寂しさが罪をつくる

「寂しさが罪をつくる」…これは私が尊敬している、あるクリスチャンの先生の言葉である。私自身この先生の勉強会に参加していた時期がしばらくあり、今自分が神社で勉強会を主宰しているのはこの先生のお蔭であると言って過言ではない。神道とかキリスト教とか教派に関わらず宗教者としてのあり方を基礎から叩き込まれたつもりである。

この先生は若い頃マザー・テレサの下でボランティアを学び、日本に帰国してからは報酬を得ない宗教者としての活動と、献金を募り軽井沢にケア施設を設置したりされている。書籍も数冊出され、今も現役で活躍されている。

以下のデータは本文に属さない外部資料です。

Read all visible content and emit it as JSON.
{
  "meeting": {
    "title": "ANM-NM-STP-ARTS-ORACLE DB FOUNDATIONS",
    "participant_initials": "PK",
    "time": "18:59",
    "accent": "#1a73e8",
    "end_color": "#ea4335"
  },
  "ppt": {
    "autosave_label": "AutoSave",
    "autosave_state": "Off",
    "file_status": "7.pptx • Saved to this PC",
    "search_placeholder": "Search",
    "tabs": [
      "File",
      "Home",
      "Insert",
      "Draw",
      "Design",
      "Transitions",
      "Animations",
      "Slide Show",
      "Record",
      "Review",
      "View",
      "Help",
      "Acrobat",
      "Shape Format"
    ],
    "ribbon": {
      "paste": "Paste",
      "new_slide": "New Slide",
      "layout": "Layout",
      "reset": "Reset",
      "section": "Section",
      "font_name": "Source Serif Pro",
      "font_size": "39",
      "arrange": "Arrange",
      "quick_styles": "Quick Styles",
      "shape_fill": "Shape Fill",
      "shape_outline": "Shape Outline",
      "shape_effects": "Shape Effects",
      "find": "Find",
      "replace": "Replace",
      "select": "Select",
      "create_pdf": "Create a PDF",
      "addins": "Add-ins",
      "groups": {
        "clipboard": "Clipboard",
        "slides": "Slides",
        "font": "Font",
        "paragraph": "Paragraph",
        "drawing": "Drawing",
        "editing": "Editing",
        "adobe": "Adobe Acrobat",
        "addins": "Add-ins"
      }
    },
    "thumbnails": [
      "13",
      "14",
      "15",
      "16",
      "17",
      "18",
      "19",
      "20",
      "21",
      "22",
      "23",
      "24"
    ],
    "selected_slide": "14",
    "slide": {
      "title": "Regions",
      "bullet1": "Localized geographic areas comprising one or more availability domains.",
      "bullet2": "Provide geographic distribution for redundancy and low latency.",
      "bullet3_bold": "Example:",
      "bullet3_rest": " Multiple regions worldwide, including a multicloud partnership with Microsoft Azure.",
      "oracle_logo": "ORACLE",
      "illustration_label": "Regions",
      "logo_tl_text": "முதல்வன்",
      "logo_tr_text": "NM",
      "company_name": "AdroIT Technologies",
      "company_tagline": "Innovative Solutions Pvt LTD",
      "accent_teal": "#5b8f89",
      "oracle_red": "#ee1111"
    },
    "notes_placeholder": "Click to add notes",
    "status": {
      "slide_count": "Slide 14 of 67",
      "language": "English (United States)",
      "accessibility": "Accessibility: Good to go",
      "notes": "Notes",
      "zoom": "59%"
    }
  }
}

この「寂しさが罪をつくる」という言葉。子供であれ、大人であれ、問題を起こす人間の裏側には必ず「寂しさ」があると先生は指摘する。つまり愛情に満たされていないからこその、それを訴えるための無意識の行動が犯罪であったり、問題行動であるとする。

以下は私見だが、
世の中でいわゆる悪事を働く人間は、残念だが必ず存在する。そういう人間を観察していると、自分の「コンプレックス」を覆い隠すために、あえて他人を陥れることで、自分の立場を守ろうとしているという気がしてならない。変な例だが、国語の謙譲語。自分がへりくだることで相手を高めるのが謙譲語だが、その逆のようなもので、相手を貶めて下げることで、自分の高さを保つ、というか。

全てとは言い切れないだろうが、世の事件というものの根底に「コンプレックス」が糸を引いているような気がしてならないのである。自分が満たされていないから、自分が欠けていることを無意識のうちに自覚しているから、あえて他人を攻撃し、その足を引っ張ることで、その凋落(ちょうらく)を楽しみ、自身の快感と欲求を満たすのである。実に恐ろしすぎることだ。

教育、という側面から考えた時、教育の役割とは何かと問われれば、「コンプレックスを作らせない」。そういう教育こそが教育であると私は思う。これは恐らく、私が3年以上前に看板に掲示し始めた「自己肯定力を育む」という所に繋がってくると思うのだが、結局、自己否定させ、自信を失わせ、自分で歩く力を失わせるような指導法、生徒への接し方は、教育ではない。しかし、世の中には、教員自身が自分のプライドを守るために生徒を脅し、「お前は出来ない、駄目だ」的な洗脳で子供をつぶしている教員が少なくないと思う。

神尾塾は絶対にそうならないし、それを何よりも戒めている。人の道に外れることでない限り、生徒がそれなりの価値観を持って歩もうとしていることを私は絶対に否定しないし、むしろ、心から応援してあげたい。そして、学力という狭い価値観で測らざるを得ない社会の中で生き続けなければならない子どもたちに、少しでもプライドを保ち、その子なりの可能な限り身につけられる学力をつけさせ、少しでもコンプレックスを排した、自信と勇気ある人生を進めるよう、1mmでもいいから手助けをさせていただきたいのだ。